足踏み
4ー1
カランカランッ
黒く重そうな外見のドアを引くと、ドアの上端に付いているドアベルがか細く鳴る。この音を聞くたびにこの店に来たことを実感する。少し暗めの通路を歩くとすぐにカウンターキッチンが目に入った。いつもそこで何か作業をしていて笑顔で迎えてくれる翔梧さんは、今日はカウンターに座っていた。ドアベルの音か足音か、今日も声をかける前に振り向いて笑いかけてくれた。
「いらっしゃい、ことりちゃん」
「今日もおじゃまします」
翔梧さんはにかっと笑いながらイスを勧めてくれた。イスに座りながら隣に座る翔梧さんを見やる。珍しく雑誌を読んでいるみたいで、眠たそうにページをめくっていた。普段カウンター越しに立っている翔梧さんを見てたけど、こうやって見ると思ってたより大きいな。平均男性より高い身長に、程よくついた筋肉。健康的でお兄さんなイメージで話しやすい人だ。そんなこともあって最近はここに来るのが日課になりつつある。そういえば今日は佑さんいないみたい。
「あぁ、佑は今日は来てないな」
「あ、いや、別にそういうのじゃっ・・・」
無意識に探す仕草をしていたのか、そんな私に翔梧さんが教えてくれた。何だか自分の行動がわかりやすくて恥ずかしい。顔が熱くなるのがわかる。
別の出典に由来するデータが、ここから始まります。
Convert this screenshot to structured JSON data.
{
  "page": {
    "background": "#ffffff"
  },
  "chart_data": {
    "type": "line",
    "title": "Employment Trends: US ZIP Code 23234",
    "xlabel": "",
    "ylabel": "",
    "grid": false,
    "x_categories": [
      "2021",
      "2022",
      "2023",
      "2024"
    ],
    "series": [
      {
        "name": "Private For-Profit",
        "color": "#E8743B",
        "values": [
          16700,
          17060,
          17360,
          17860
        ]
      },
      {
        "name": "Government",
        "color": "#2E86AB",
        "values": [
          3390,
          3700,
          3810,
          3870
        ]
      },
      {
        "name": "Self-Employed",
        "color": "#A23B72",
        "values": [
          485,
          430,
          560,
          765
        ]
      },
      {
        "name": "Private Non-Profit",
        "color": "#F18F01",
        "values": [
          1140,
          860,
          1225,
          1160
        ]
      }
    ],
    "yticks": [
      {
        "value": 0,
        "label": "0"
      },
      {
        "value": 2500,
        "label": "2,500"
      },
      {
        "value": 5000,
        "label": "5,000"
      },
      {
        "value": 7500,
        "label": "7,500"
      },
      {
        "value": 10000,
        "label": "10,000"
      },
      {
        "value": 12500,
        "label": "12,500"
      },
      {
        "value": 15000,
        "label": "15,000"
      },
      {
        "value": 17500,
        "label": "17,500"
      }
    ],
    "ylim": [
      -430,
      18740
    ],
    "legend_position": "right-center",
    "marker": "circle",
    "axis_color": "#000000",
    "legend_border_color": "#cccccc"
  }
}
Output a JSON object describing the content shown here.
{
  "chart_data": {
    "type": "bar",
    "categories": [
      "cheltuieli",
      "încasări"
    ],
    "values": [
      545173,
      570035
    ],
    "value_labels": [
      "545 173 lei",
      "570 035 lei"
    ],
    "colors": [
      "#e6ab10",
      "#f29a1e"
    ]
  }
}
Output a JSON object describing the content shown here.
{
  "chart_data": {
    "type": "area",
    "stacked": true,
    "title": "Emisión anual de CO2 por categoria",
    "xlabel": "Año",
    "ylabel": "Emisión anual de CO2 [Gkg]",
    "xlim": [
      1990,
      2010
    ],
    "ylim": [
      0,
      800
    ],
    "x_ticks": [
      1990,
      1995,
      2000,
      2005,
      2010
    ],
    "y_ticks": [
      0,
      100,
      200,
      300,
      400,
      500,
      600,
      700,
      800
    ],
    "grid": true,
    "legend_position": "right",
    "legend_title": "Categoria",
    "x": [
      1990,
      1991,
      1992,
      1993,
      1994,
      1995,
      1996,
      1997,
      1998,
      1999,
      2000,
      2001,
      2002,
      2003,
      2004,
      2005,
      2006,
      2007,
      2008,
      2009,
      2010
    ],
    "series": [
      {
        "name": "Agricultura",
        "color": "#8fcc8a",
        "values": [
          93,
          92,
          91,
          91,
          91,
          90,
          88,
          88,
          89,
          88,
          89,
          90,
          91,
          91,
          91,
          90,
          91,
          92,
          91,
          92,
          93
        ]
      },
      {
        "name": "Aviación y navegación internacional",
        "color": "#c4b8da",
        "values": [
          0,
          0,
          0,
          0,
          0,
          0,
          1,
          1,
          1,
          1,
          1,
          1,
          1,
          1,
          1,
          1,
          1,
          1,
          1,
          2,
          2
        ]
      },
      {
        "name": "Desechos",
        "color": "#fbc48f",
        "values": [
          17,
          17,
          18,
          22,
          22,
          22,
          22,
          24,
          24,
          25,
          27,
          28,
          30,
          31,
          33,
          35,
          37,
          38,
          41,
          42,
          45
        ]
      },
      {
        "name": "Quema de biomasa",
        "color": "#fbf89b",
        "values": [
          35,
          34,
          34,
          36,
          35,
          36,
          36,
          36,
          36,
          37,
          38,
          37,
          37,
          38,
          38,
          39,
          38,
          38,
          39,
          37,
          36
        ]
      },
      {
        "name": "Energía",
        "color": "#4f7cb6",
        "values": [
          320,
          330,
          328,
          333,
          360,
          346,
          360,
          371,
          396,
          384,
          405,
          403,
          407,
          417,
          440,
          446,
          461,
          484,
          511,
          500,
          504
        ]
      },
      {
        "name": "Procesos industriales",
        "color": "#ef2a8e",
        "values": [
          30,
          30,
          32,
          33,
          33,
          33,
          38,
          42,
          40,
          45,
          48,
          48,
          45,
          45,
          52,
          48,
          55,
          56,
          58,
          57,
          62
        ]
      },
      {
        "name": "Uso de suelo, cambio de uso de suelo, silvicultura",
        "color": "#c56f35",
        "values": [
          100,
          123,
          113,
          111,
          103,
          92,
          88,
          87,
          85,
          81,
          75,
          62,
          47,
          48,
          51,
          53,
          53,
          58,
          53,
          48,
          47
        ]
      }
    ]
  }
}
「そういや、こうやって2人で話すのって初めてかもな。今日は旭もサクもいないしな」
「1人なんですか?大変ですね」
「まぁ他にもバイトがいるしな。それに見ての通り今日は客入り悪くて暇なんだよな。なんか飲むか?」
さっきまで読んでいた雑誌をぴらぴらっこちらに見せてから翔梧さんはキッチン側に入って行った。私はオレンジジュースを注文して、すぐに手際良く用意してくれる翔梧さんを眺めていた。最近ずっとモヤモヤと考えていたことを再び思い出す。今日は翔梧さんだけだし、聞いてみようかな。
「あの、」
「んー?」
「あれから一週間経つんですが、蓮さんはここに来てませんか?」
「あー・・・いや、それっぽいやつは見てないな。俺も気になってはいるんだけど」
「そうですか・・・」
あの雨の日から一週間経った。佑さんとお話してから少しして戻ると、蓮さんはいなくなっていた。翔梧さんにもものすごく申し訳なさそうに謝らせてしまって、あの日の自分の行動の選択は正しかったのか、とかもっとちゃんとしてればとか考えてしまう。蓮さんを連れて来たのは自分なのに。はぁ、とため息がでる。ここ一週間同じことを考えて、同じところでため息をつく。学校まで謝りに言った方がいいのかな、それこそ迷惑じゃないのかな。そんなこと考えて、結局ここに来てくれるかもという希望にかけて毎日ここで待つことしか出来ない。自分がいない時に来ているかなと思って聞いてみたけど、来ていないみたいだ。またため息をつきそうな時に急に翔梧さんが私の頭をなでた。
「大丈夫だよ。タオル返しに来るって言ってたし。何かモヤモヤしてんなら、そん時にあいつと話せばいいし。そんな思いつめたらダメだぞ」
「・・・はい、ありがとうございます」
また私の頭をなでながら翔梧さんが笑った。少し気持ちが楽になった。ここでため息ついて、人に心配かけててもいけないし。蓮さんが来てくれたら、その時謝ろう。